Какое-то время все молчали, потом разом обернулись в сторону пресловутого коридора, скрывшего во тьме мистера Харли, выпускника Оксфорда с десятилетним стажем.
– Ну не думаете же вы, в самом деле… – укоризненно протянула леди Элизабет. – В Оксфорде об этой дружбе ходят легенды, еще бы! Золотой год университета, золотой физико-математический курс, его краса и гордость Курт Мак-Феникс и неразлучный с ним гениальный Робби! Квартира, которую снимали на двоих Мак-Феникс и Харли, сейчас по карману лишь миллионерам, но от желающих нет отбоя, и ее владельцы озолотились за десять лет. Даже Даймон Грег не был так близок Маку, а ведь они вместе пришли из Эдинбурга!
– Даймон Грег? – заинтересовался я, обращаясь и к леди, и к инспектору.

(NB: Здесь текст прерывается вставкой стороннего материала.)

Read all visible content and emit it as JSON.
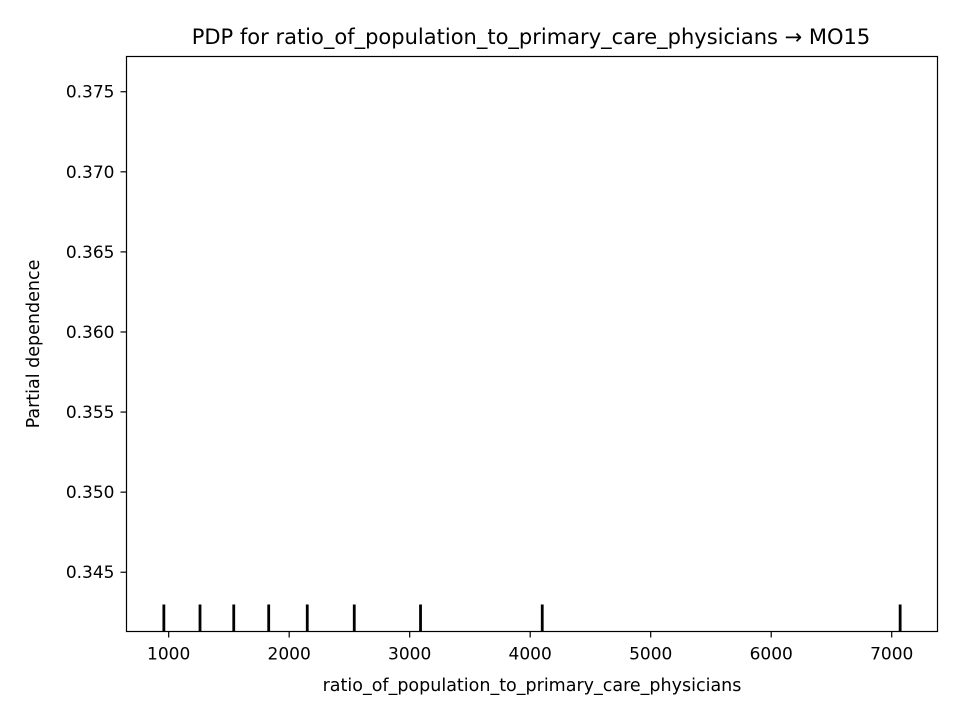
{
  "chart_data": {
    "type": "line",
    "title": "PDP for ratio_of_population_to_primary_care_physicians → MO15",
    "xlabel": "ratio_of_population_to_primary_care_physicians",
    "ylabel": "Partial dependence",
    "xlim": [
      650,
      7380
    ],
    "ylim": [
      0.3413,
      0.3772
    ],
    "xticks": [
      1000,
      2000,
      3000,
      4000,
      5000,
      6000,
      7000
    ],
    "yticks": [
      0.345,
      0.35,
      0.355,
      0.36,
      0.365,
      0.37,
      0.375
    ],
    "ytick_labels": [
      "0.345",
      "0.350",
      "0.355",
      "0.360",
      "0.365",
      "0.370",
      "0.375"
    ],
    "deciles": [
      960,
      1260,
      1540,
      1830,
      2150,
      2540,
      3090,
      4100,
      7070
    ],
    "series": [],
    "grid": false,
    "colors": {
      "rug": "#000000",
      "axes": "#000000"
    }
  }
}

– Сэр Даймон Эдвард Тимотти Мак-Грегор по прозвищу Оратор, – мрачно отмахнулся Слайт. – Довольно темная личность, юрист по образованию; напал на журналиста, избил его до полусмерти, но на суде нашлись смягчающие обстоятельства и Грег сел на два года, через три месяца освободился по амнистии и исчез из нашего поля зрения. По данным Скотланд-Ярда он покинул страну и отправился на Восток.
В коридоре послышался шум: уверенная, чуть развязная, танцующая поступь мистера Харли на фоне тяжелых шагов дюжего констебля. Художник вошел первым, щуря глаза на яркий свет и улыбаясь каким-то своим мыслям.
– Нельзя же так пугать! – нараспев укорил он профессора и наклонился в поисках своей трубки.
Я протянул ему антикварную вещицу, подобранную с ковра; он внимательно, по-птичьи наклонив голову, осмотрел меня, точно только что заметил и прикидывает, стоит ли мараться, потом изобразил улыбку и трубку взял. Старательно набив ее крепким табаком с отчетливой вишневой нотой, Харли затянулся, пустив в потолок весьма абстрактную замысловатую струю дыма, потом сказал, опять теряя гейские замашки:
– Он выживет, доктор, ему уже лучше. Позвольте представиться: мистер Роберт Харли, художник. Курт мне рассказывал о вас.
– А обо мне он не рассказывал? – встрял в монолог Слайт.